(1) ALL IN THE FAMILY. Cora Buhlert has announced the winner of the 2020 Darth Vader Parenthood Award for Outstandingly Horrible Fictional Parents. This year, she has a Retro Darth Vader Parenthood Award winner as well.

… This year also marks the 40th annual Darth Vader Parenthood Award for Outstandingly Horrible Fictional Parents.
Let’s have a bit of background: I have been informally awarding the Darth Vader Parenthood Award since sometime in the 1980s with the earliest awards being retroactive. Over the years, the list of winners migrated from a handwritten page to various computer file formats, updated every year. Last year, I finally decided to make the winners public on the Internet, because what’s an award without some publicity and a ceremony? The list of previous winners (in PDF format) up to 2017 may be found here, BTW, and the 2018 winner and the 2019 winner were announced here.
And there is no danger of spoiling this year’s result, for as Cora herself says —
This is another winner where many members of our esteemed audience will go, “Who?”
(2) ON SECOND THOUGHT. “Michael Sheen Hands Back OBE From Queen Elizabeth II” – in a report today Deadline says the Good Omens actor did it in 2017. But it’s news to me!
…Speaking in a YouTube interview with Guardian columnist Owen Jones, the Welsh actor said he handed back an Order of the British Empire (OBE) that he received in 2009 for services to drama.
He quietly returned the honor in 2017 after conducting research on Wales’ relationship with England as part of delivering the Raymond Williams Society lecture.

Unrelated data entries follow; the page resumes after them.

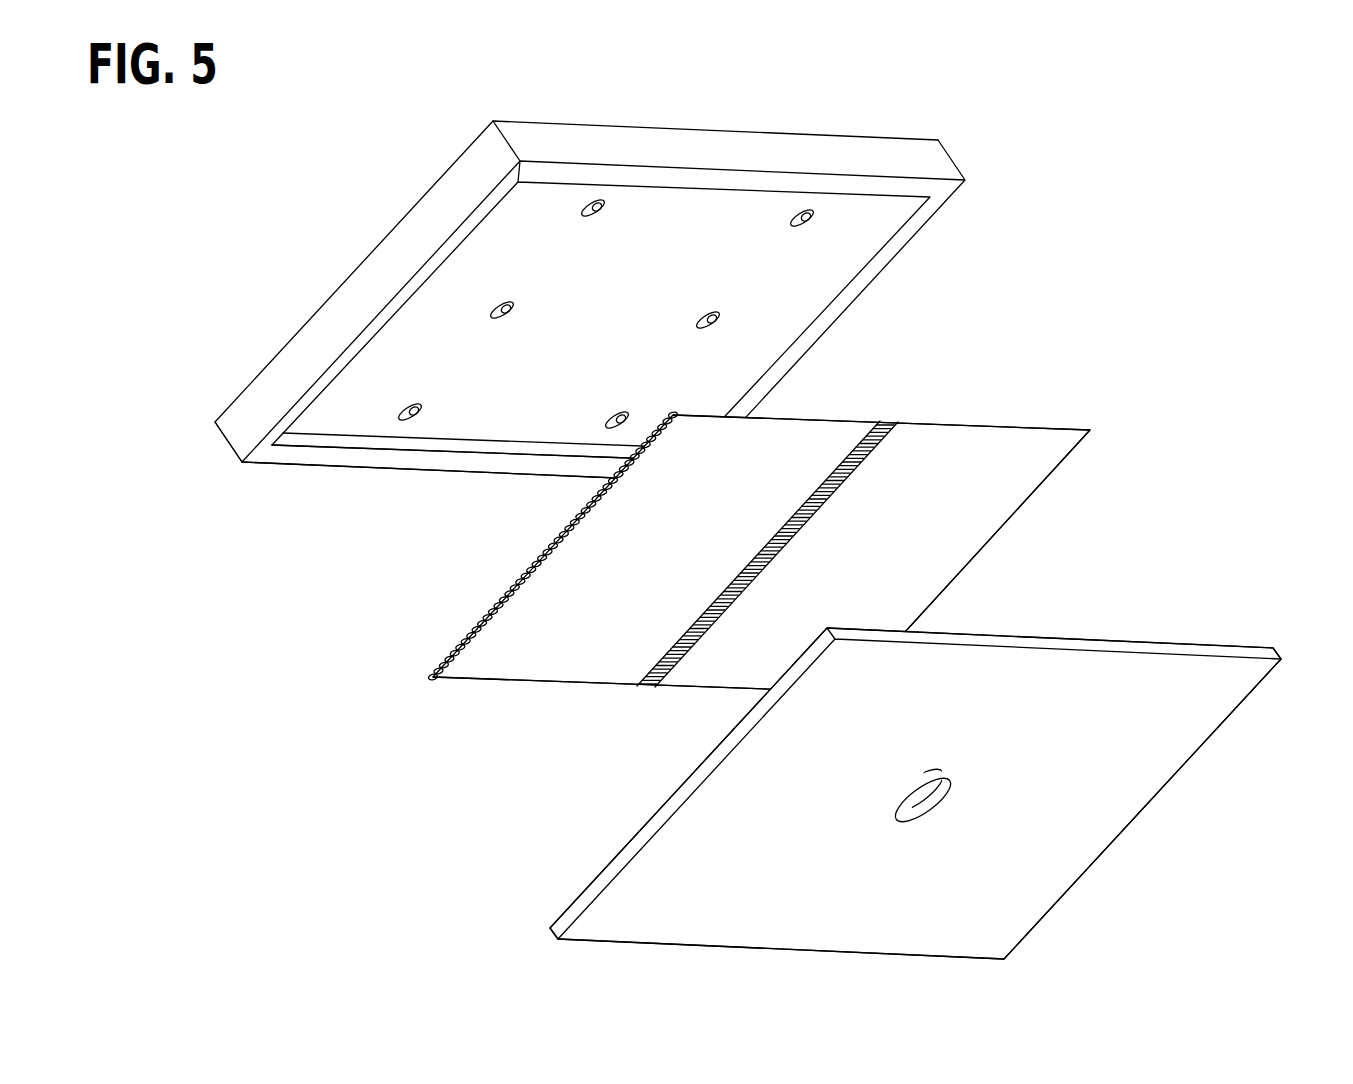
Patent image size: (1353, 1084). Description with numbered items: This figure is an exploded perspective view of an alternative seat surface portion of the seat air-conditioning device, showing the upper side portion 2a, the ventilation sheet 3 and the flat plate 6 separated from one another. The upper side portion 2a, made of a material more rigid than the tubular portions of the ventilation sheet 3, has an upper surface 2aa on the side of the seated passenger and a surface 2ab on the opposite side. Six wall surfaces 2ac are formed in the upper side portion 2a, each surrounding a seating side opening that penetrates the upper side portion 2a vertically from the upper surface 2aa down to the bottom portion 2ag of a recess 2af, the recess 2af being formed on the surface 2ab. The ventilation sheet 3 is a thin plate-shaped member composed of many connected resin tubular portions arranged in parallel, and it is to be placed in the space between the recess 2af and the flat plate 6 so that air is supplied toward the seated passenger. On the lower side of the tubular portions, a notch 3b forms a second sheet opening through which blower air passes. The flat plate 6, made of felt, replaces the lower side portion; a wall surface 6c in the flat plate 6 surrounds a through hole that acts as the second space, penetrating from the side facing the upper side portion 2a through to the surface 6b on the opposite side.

The upper side portion 2a is at (638, 315).
The upper surface 2aa is at (530, 143).
The surface 2ab is at (293, 462).
The wall surface 2ac is at (503, 300).
The recess 2af is at (370, 446).
The bottom portion 2ag is at (472, 406).
The ventilation sheet 3 is at (804, 527).
The notch 3b is at (886, 424).
The flat plate 6 is at (933, 776).
The surface 6b is at (1068, 848).
The wall surface 6c is at (945, 783).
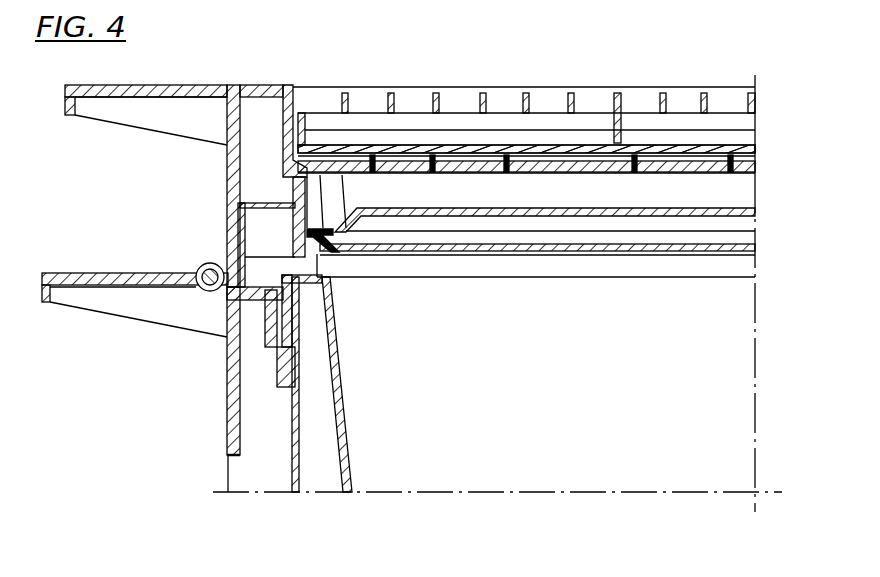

He referenced his unease with practices such as handing the Prince of Wales title to the heir to the throne, despite that individual being English.
(3) STALLING SPEED. The Guardian reports on the woes of the famous bookstalls along the banks of the Seine in Paris: “Through gilets jaunes, strikes and Covid, Paris’s 400-year-old book stalls fight to survive”.
…One recent Sunday, though, Jérôme Callais made €32. And there was a day that week when he made €4: a single paperback, he can’t even recall which. It has not, Callais said, sheltering from driving rain on an all but deserted Quai de Conti, been easy.
“In fact, it’s been terrible,” he said, surveying a long, long row of shuttered boxes. “The culmination of three disastrous years. First the gilets jaunes and their protests. Then the transport strikes last winter. And now Covid: travel bans, lockdowns, curfews. In financial terms, a catastrophe.”
Not that anyone ever became a bouquiniste for the money. Even in non-pandemic times, small-scale, secondhand bookselling in the era of smartphones, e-readers and Amazon is never going to be much of a money-spinner….
(4) PIXEL ADJACENT. [Item by Daniel Dern.] Learned by having just watched 10 Things You Didn’t Know About ‘A Christmas Story.
(The movie based on Jean Shepherd’s stories from his collection In God We Trust, All Others Pay Cash, which many folks of my greying years listened to Shep read on his radio show over the years):
1, One of the 8,000 kids who auditioned for the role of Ralphie (Shep’s younger self) was Wil Wheaton. (This fact makes it sufficiently sf-adjacent to be a Scroll item.)
2, One of the auditioners for the role of the father was Jack Nicholson.
(5) THOMAS ON BRADBURY. This is from an interview with new F&SF editor Sheree Renée Thomas in the December Locus:
I really loved Ray Bradbury because he often wrote about small towns. Even though I’ve lived in New York, I don’t really think of Memphis as a small town–it’s a big city with lots of different little towns in it–but I liked that Bradbury wasn’t patronizing and dismissive. He recognized, like so many other writers, that in these places great complexity, mystery, and human drama can be found. He had some problematic things in his work, but he was more progressive than some of his peers at the time. I loved his language and his characters,
There’s a big excerpt of the interview at the link (although this paragraph admittedly isn’t part of it.)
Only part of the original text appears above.